88b:11063
Andrews, George E.
$q$-series: their development and application in analysis, number theory, combinatorics, physics, and computer algebra.
CBMS Regional Conference Series in Mathematics, 66.
Published for the Conference Board of the Mathematical Sciences, Washington, D.C.; by the American Mathematical Society, Providence, R.I., 1986. xii+130 pp. $16.00. ISBN 0-8218-0716-1

The theory of partitions [Addison-Wesley, Reading, Mass., 1976; MR 58 #27738] by the author has been one of the most widely read and used books in the series "Encyclopedia of Mathematics and Its Applications". It appeared on the eve of a tremendous burst of activity in partition theory and has become the standard introduction for people who would like to enter this field. The chief complaint that might now be levelled against it is that it was published too long ago and makes no mention of many of the techniques and problems that are around today.

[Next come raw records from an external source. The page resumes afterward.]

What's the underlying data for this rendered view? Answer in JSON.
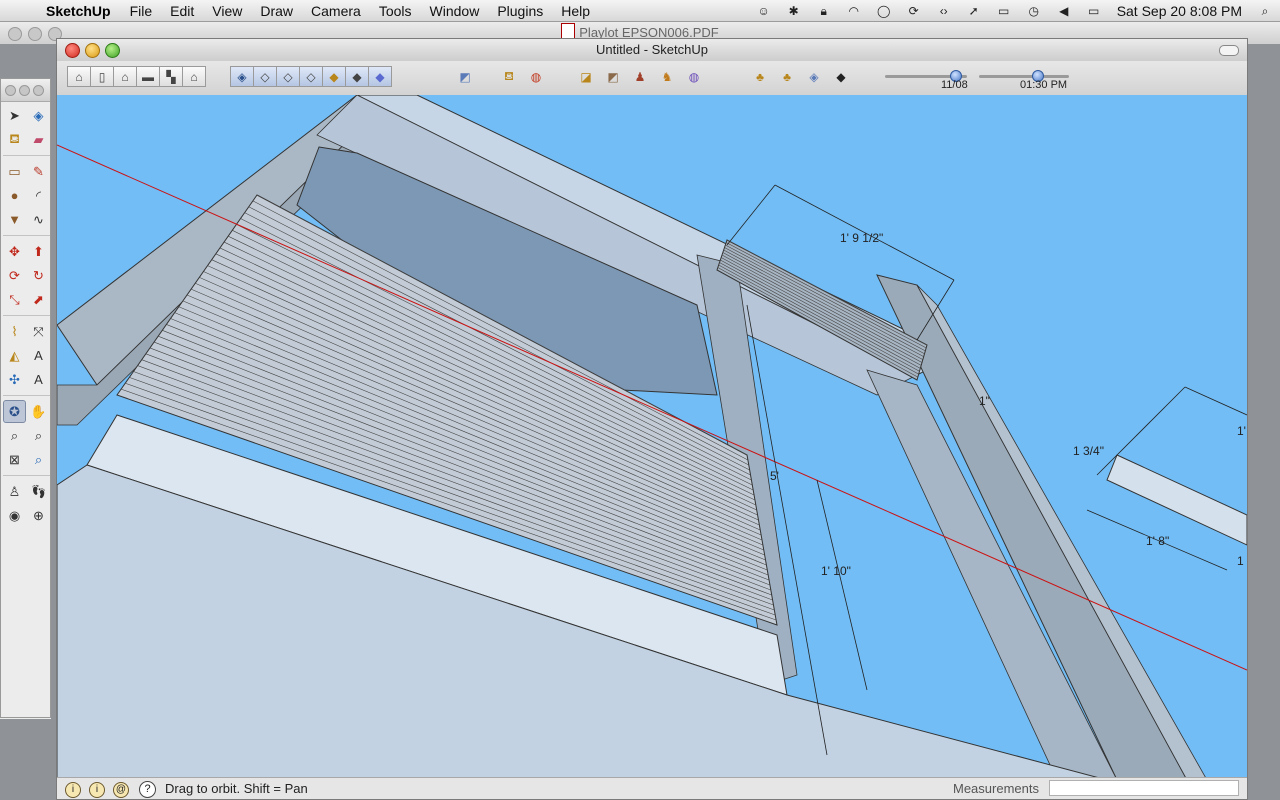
{
  "menubar": {
    "app_name": "SketchUp",
    "items": [
      "File",
      "Edit",
      "View",
      "Draw",
      "Camera",
      "Tools",
      "Window",
      "Plugins",
      "Help"
    ],
    "status_icons": [
      "accessibility-icon",
      "bluetooth-icon",
      "lock-icon",
      "wifi-icon",
      "chat-icon",
      "sync-icon",
      "code-icon",
      "location-icon",
      "display-icon",
      "time-machine-icon",
      "volume-icon",
      "battery-icon"
    ],
    "clock": "Sat Sep 20  8:08 PM"
  },
  "background_window": {
    "title": "Playlot EPSON006.PDF"
  },
  "sketchup": {
    "title": "Untitled - SketchUp",
    "shadow_settings": {
      "date": "11/08",
      "time": "01:30 PM",
      "date_level_fraction": 0.85,
      "time_level_fraction": 0.62
    },
    "status_message": "Drag to orbit.  Shift = Pan",
    "measurements_label": "Measurements",
    "measurements_value": ""
  },
  "dimensions": {
    "d1": "1' 9 1/2\"",
    "d2": "1' 10\"",
    "d3": "5'",
    "d4": "1\"",
    "d5": "1 3/4\"",
    "d6": "1' 8\"",
    "d7": "1",
    "d8": "1'"
  },
  "colors": {
    "sky": "#72bdf5",
    "axis_red": "#cc1111",
    "structure_fill": "#c9d4e0"
  }
}
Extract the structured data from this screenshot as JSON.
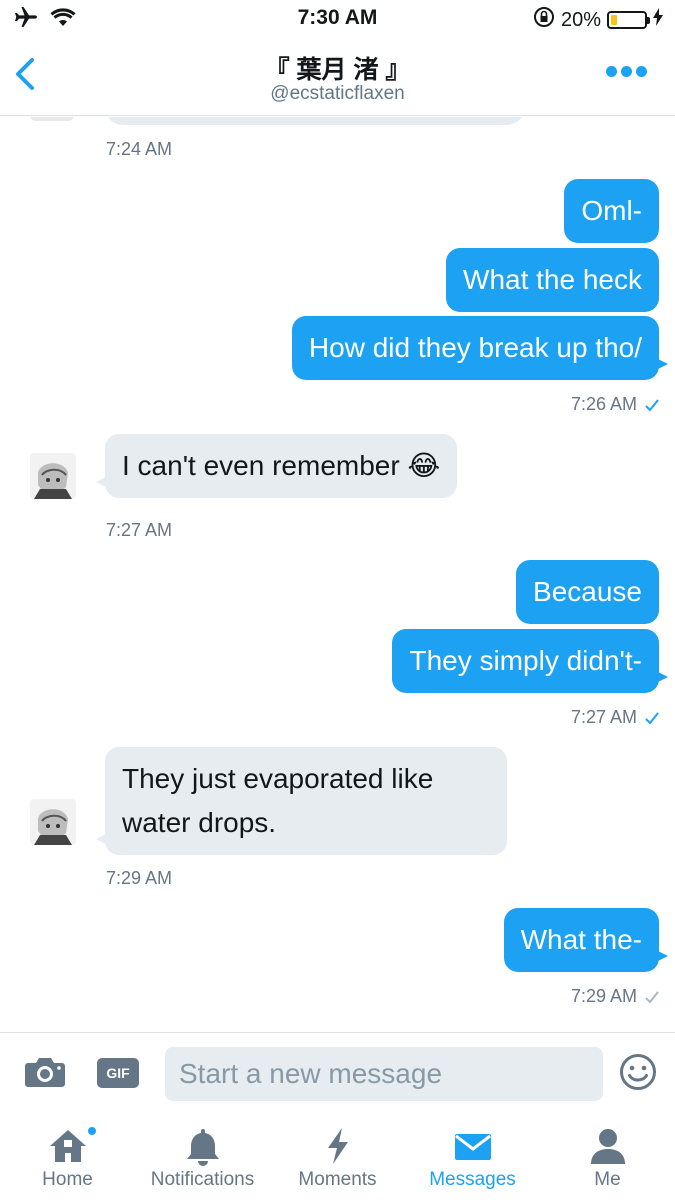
{
  "status_bar": {
    "time": "7:30 AM",
    "battery_percent": "20%",
    "battery_level": 0.2
  },
  "header": {
    "title": "『 葉月 渚 』",
    "handle": "@ecstaticflaxen",
    "accent_color": "#1da1f2"
  },
  "conversation": {
    "messages": [
      {
        "timestamp": "7:24 AM"
      },
      {
        "bubbles": [
          "Oml-",
          "What the heck",
          "How did they break up tho/"
        ],
        "timestamp": "7:26 AM",
        "status": "read"
      },
      {
        "text": "I can't even remember 😂",
        "timestamp": "7:27 AM"
      },
      {
        "bubbles": [
          "Because",
          "They simply didn't-"
        ],
        "timestamp": "7:27 AM",
        "status": "read"
      },
      {
        "text": "They just evaporated like water drops.",
        "timestamp": "7:29 AM"
      },
      {
        "bubbles": [
          "What the-"
        ],
        "timestamp": "7:29 AM",
        "status": "sent"
      }
    ]
  },
  "composer": {
    "placeholder": "Start a new message",
    "gif_label": "GIF"
  },
  "tabbar": {
    "tabs": [
      {
        "label": "Home",
        "icon": "home-icon"
      },
      {
        "label": "Notifications",
        "icon": "bell-icon"
      },
      {
        "label": "Moments",
        "icon": "lightning-icon"
      },
      {
        "label": "Messages",
        "icon": "envelope-icon",
        "active": true
      },
      {
        "label": "Me",
        "icon": "person-icon"
      }
    ]
  }
}
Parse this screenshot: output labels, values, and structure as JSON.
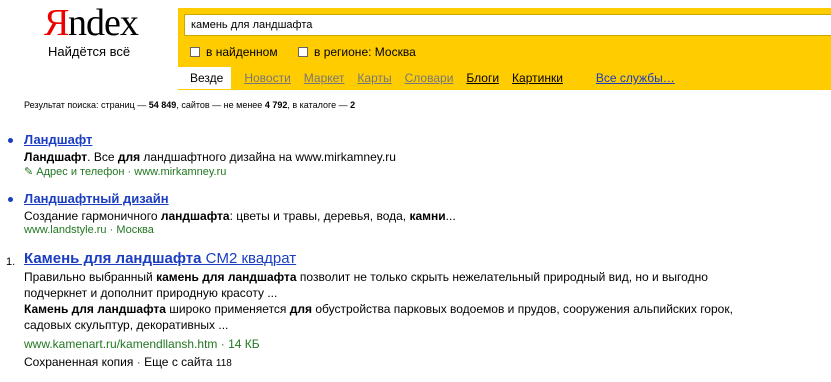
{
  "logo": {
    "first": "Я",
    "rest": "ndex"
  },
  "slogan": "Найдётся всё",
  "search": {
    "query": "камень для ландшафта"
  },
  "filters": [
    {
      "label": "в найденном"
    },
    {
      "label": "в регионе: Москва"
    }
  ],
  "tabs": [
    "Везде",
    "Новости",
    "Маркет",
    "Карты",
    "Словари",
    "Блоги",
    "Картинки",
    "Все службы…"
  ],
  "stats": {
    "prefix": "Результат поиска: страниц —",
    "pages": "54 849",
    "sites_prefix": ", сайтов — не менее",
    "sites": "4 792",
    "catalog_prefix": ", в",
    "catalog_link": "каталоге",
    "catalog_suffix": "—",
    "catalog_count": "2"
  },
  "results": [
    {
      "title": "Ландшафт",
      "snippet_html_parts": [
        "Ландшафт",
        ". Все ",
        "для",
        " ландшафтного дизайна на www.mirkamney.ru"
      ],
      "meta1": "Адрес и телефон",
      "sep": "·",
      "meta2": "www.mirkamney.ru"
    },
    {
      "title": "Ландшафтный дизайн",
      "snippet_parts": [
        "Создание гармоничного ",
        "ландшафта",
        ": цветы и травы, деревья, вода, ",
        "камни",
        "..."
      ],
      "meta1": "www.landstyle.ru",
      "sep": "·",
      "meta2": "Москва"
    },
    {
      "number": "1.",
      "title_bold": "Камень для ландшафта",
      "title_rest": " CM2 квадрат",
      "line1": [
        "Правильно выбранный ",
        "камень для ландшафта",
        " позволит не только скрыть нежелательный природный вид, но и выгодно"
      ],
      "line2": "подчеркнет и дополнит природную красоту ...",
      "line3": [
        "Камень для ландшафта",
        " широко применяется ",
        "для",
        " обустройства парковых водоемов и прудов, сооружения альпийских горок,"
      ],
      "line4": "садовых скульптур, декоративных ...",
      "url": "www.kamenart.ru/kamendllansh.htm",
      "size": "· 14 КБ",
      "cache": "Сохраненная копия",
      "more": "Еще с сайта",
      "more_count": "118"
    }
  ]
}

The book under review could well have been entitled "The theory of partitions, Part II". It is not and does not claim to be an exhaustive compendium of everything that has happened in partition theory in the past decade. But it starts where The theory of partitions ends and develops several lines of research with which the author has been involved. For the mathematician having a nodding acquaintance with partition theory or one merely intrigued by it, this book will serve as an excellent introduction to the beauty, diversity and power of what has been accomplished since 1976.

As the title suggests, one of the revolutions in partition theory has been the range of its applicability. This is reflected in discussions of Baxter's hard hexagon model in statistical mechanics, the Macdonald conjectures and Selberg's integral generalizing beta-integral evaluations, the Lusztig-Macdonald-Wall conjectures, special functions and Hecke modular form identities. This book also includes an introduction to Ramanujan's work in the "Lost Notebook", the forgotten contributions of L. J. Rogers, and descriptions of some of the new tools of the trade, including the Garsia-Milne involution principle and the Bailey chain, among many other topics touched on briefly.

One of the most striking features of this book is the pervasiveness of computer algebra. The final chapter is the magician revealing his tricks as Andrews shows how the incredible formulae that crop up in this book were or could have been conjectured by using today's symbolic manipulation packages. The argument is very powerfully presented through example that the computer has become an essential tool of the research mathematician.

This book is extremely readable. The chapters stand on their own and can be dipped into by anyone interested in just one problem or technique. Still, much is left out. There is no mention of the very rich ties between partition theory and representation theory, nor of recent connections with cohomology theory. Those are stories for someone else to write.

Reviewed by David M. Bressoud